Pela segunda vez, Biberkopf deixa agora uma instituição na qual foi mantido preso, estamos no fim de nosso longo caminho e junto com Franz damos ainda um pequeno passo.

14 de junho de 2009 | 14h17

 

A primeira que deixou foi a penitenciária de Tegel. Amedrontado, ficou junto ao muro vermelho e quando se moveu dali e o 41 chegou e foi com ele para Berlim, as casas não paravam quietas, os telhados queriam cair sobre Franz, precisou andar muito e sentar-se até que tudo em seu redor sossegasse e ele ficasse forte o suficiente para ficar aqui e recomeçar.

 

Agora, está sem forças. Não consegue mais ver o bloco de segurança. Mas, vejam só, quando desce na Stettiner Banhoff, uma estação dos subúrbios, e avista diante dele o Baltikumhotel, nada - se - move.

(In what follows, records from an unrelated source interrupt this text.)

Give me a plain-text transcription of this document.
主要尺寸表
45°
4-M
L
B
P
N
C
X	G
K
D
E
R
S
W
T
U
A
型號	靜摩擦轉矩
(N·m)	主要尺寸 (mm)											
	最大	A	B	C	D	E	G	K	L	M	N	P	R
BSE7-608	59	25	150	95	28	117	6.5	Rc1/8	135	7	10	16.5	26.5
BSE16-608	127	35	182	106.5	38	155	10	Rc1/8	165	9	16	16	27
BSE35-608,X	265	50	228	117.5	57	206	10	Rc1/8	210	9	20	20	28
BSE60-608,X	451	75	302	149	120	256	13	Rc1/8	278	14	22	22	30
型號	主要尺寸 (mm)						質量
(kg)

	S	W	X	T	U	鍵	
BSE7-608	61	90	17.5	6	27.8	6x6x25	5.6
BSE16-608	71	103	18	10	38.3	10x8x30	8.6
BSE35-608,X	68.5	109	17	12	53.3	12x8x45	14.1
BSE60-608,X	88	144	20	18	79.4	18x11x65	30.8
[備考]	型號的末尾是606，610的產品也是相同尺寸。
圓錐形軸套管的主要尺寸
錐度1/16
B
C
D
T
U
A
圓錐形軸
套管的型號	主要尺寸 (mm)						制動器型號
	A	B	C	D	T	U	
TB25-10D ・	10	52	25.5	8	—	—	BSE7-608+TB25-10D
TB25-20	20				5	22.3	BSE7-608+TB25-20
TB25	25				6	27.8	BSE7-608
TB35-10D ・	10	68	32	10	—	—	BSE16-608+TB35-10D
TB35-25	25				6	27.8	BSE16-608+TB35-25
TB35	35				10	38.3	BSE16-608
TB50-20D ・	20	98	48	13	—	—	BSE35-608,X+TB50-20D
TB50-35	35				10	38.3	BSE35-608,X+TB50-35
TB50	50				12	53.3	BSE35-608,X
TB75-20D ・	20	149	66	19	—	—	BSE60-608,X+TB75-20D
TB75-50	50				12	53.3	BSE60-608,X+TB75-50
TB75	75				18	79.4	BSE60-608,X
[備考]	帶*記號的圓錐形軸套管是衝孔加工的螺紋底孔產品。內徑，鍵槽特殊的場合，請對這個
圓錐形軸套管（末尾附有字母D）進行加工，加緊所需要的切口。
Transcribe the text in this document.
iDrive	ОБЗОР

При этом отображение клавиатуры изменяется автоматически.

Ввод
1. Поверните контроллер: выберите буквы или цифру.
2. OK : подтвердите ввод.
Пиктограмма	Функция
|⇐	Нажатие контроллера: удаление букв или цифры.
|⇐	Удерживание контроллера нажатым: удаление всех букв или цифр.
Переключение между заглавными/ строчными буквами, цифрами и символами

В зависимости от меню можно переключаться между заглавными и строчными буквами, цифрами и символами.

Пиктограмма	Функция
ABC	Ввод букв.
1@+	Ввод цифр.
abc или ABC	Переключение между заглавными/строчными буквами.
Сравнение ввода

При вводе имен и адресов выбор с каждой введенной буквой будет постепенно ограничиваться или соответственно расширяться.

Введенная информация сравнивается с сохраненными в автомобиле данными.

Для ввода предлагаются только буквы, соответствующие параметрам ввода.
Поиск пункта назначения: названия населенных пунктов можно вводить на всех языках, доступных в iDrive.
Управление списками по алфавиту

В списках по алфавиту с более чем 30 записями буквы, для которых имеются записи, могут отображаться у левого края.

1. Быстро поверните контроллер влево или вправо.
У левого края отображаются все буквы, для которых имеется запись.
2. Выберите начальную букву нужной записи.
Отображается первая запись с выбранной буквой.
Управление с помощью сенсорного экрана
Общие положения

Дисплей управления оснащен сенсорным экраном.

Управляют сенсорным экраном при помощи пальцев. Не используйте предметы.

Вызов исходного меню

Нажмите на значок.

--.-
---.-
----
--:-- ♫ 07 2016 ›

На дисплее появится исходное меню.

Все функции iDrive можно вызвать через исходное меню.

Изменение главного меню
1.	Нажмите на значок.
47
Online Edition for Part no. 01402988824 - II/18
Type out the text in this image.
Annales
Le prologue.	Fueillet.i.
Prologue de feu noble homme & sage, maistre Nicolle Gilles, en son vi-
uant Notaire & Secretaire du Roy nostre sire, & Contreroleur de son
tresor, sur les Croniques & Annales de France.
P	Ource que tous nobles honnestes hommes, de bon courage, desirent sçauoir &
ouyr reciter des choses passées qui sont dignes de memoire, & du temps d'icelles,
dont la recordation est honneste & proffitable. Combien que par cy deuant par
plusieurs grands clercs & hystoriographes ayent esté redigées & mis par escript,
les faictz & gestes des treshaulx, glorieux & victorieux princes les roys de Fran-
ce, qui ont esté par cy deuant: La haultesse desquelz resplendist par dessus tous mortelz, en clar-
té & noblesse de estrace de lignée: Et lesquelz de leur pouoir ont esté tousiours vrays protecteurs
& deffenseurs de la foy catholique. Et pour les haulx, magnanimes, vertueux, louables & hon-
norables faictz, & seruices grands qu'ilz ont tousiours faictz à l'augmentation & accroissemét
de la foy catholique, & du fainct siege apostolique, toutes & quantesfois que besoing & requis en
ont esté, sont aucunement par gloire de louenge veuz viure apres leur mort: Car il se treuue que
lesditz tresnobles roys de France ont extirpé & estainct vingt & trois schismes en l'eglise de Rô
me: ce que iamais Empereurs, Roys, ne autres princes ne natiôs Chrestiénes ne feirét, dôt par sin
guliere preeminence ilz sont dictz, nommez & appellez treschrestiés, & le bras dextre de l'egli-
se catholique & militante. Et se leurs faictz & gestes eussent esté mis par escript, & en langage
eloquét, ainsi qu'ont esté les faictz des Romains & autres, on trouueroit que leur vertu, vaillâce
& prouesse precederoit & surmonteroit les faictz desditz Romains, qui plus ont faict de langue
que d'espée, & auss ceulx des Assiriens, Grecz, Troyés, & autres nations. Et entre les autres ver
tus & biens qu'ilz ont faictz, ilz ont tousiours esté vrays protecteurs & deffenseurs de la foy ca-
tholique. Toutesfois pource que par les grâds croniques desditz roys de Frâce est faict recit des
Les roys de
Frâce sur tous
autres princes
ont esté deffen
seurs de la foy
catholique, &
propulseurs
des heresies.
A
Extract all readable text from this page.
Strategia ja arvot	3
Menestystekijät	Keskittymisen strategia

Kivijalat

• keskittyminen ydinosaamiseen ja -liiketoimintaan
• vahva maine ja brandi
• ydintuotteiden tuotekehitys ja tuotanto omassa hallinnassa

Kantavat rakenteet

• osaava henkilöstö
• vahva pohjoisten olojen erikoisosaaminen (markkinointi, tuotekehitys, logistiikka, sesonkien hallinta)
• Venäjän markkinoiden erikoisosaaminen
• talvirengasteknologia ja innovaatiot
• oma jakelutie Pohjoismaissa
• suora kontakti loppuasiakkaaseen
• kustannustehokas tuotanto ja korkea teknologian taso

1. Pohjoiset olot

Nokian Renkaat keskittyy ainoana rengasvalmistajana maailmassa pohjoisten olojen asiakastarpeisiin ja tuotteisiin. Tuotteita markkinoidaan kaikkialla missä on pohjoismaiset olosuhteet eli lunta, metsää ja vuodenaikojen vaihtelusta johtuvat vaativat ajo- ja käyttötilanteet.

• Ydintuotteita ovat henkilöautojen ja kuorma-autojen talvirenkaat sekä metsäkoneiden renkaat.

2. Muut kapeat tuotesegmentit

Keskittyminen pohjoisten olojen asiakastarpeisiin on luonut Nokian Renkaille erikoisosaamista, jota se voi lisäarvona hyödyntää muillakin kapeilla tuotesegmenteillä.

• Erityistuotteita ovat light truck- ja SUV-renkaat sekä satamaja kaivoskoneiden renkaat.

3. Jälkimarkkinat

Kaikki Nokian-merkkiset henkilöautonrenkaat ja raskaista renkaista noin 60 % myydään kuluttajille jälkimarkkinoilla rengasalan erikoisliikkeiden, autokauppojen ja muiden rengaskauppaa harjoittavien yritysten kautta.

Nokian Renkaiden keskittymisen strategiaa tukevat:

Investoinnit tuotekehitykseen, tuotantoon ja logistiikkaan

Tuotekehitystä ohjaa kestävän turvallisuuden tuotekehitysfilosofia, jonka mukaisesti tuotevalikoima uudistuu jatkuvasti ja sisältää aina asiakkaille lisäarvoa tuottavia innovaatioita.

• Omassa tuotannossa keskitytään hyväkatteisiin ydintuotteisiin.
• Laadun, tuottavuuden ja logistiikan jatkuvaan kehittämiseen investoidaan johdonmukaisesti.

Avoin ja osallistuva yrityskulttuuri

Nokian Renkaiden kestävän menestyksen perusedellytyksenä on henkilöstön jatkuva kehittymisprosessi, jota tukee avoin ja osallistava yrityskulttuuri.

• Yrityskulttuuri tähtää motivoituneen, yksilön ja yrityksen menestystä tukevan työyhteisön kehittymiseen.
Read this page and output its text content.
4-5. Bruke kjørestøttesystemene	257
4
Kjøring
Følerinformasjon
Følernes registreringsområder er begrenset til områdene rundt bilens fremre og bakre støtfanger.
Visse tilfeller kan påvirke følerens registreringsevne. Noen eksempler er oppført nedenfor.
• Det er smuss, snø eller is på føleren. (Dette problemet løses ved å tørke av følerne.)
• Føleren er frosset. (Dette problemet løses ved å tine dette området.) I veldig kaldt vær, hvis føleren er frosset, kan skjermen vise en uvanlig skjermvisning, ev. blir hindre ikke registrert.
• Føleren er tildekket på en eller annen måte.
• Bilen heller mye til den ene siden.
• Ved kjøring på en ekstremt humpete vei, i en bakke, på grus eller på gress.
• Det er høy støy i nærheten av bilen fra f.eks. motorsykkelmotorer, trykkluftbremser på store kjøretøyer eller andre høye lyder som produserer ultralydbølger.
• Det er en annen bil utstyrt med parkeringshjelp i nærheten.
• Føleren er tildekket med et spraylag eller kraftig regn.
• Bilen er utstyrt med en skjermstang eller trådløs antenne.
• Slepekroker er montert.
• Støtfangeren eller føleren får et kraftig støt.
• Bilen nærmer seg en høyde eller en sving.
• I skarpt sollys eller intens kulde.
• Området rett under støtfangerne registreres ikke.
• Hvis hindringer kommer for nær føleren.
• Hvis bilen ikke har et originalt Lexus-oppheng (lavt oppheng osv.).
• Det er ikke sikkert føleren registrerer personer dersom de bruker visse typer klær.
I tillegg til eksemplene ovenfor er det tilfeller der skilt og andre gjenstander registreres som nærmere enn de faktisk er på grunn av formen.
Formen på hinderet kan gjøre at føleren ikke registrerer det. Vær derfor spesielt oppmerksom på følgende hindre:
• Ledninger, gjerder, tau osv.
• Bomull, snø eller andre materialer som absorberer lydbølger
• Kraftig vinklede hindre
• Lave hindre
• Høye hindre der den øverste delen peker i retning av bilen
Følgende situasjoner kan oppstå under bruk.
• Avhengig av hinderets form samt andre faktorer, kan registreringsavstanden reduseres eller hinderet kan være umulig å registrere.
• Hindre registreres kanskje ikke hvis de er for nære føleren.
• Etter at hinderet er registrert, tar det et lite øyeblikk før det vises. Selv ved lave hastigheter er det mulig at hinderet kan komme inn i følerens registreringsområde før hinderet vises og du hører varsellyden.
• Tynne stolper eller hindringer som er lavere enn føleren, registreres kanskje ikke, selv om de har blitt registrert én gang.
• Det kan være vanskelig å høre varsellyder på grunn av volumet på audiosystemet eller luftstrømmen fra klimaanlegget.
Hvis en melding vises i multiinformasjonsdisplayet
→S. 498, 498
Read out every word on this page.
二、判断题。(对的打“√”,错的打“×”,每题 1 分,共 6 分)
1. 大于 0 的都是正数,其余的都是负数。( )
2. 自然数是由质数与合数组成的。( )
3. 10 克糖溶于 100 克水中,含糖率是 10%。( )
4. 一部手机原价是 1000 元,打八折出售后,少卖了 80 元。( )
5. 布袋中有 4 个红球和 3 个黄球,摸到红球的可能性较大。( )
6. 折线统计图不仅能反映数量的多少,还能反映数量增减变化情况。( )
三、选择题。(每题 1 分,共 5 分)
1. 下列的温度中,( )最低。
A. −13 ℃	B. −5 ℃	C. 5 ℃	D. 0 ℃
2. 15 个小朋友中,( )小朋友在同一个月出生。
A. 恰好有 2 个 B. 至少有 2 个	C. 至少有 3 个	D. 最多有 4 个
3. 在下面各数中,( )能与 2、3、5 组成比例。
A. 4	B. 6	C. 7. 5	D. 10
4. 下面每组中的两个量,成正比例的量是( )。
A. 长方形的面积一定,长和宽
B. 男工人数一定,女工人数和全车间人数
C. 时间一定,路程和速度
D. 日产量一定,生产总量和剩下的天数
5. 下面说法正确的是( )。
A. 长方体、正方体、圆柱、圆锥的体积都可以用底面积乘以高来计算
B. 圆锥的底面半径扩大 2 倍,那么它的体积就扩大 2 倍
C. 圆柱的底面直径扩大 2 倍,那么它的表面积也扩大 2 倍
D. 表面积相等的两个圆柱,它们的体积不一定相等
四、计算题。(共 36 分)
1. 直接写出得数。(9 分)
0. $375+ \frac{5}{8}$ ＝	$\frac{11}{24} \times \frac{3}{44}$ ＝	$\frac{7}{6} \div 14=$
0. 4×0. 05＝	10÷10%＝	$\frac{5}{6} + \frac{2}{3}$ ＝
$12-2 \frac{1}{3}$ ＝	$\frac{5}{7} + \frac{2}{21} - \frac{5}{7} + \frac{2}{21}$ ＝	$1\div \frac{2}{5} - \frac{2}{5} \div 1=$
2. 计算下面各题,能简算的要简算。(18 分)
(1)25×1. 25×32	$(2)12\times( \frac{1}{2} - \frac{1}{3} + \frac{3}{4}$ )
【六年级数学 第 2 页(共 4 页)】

As casas ficam paradas, os telhados estão firmes, pode movimentar-se calmamente debaixo deles, não precisa procurar refúgio em pátios escuros. Sim, este homem - vamos chamá-lo de Franz Karl Biberkopf para distingui-lo do primeiro, no batismo, Franz também recebeu o segundo nome, em homenagem ao avô, o pai de sua mãe -, este homem sobe agora devagar pela Invalidenstrasse, caminha pela Ackerstrasse em direção à Brunnenstrasse, passando pelo mercado público amarelo, e observa calmamente as lojas e as casas e como as pessoas correm de um lado para o outro, quanto tempo faz que não via nada disso, agora estou aqui de novo. Agora Biberkopf está aqui outra vez. O Biberkopf de vocês está aqui outra vez.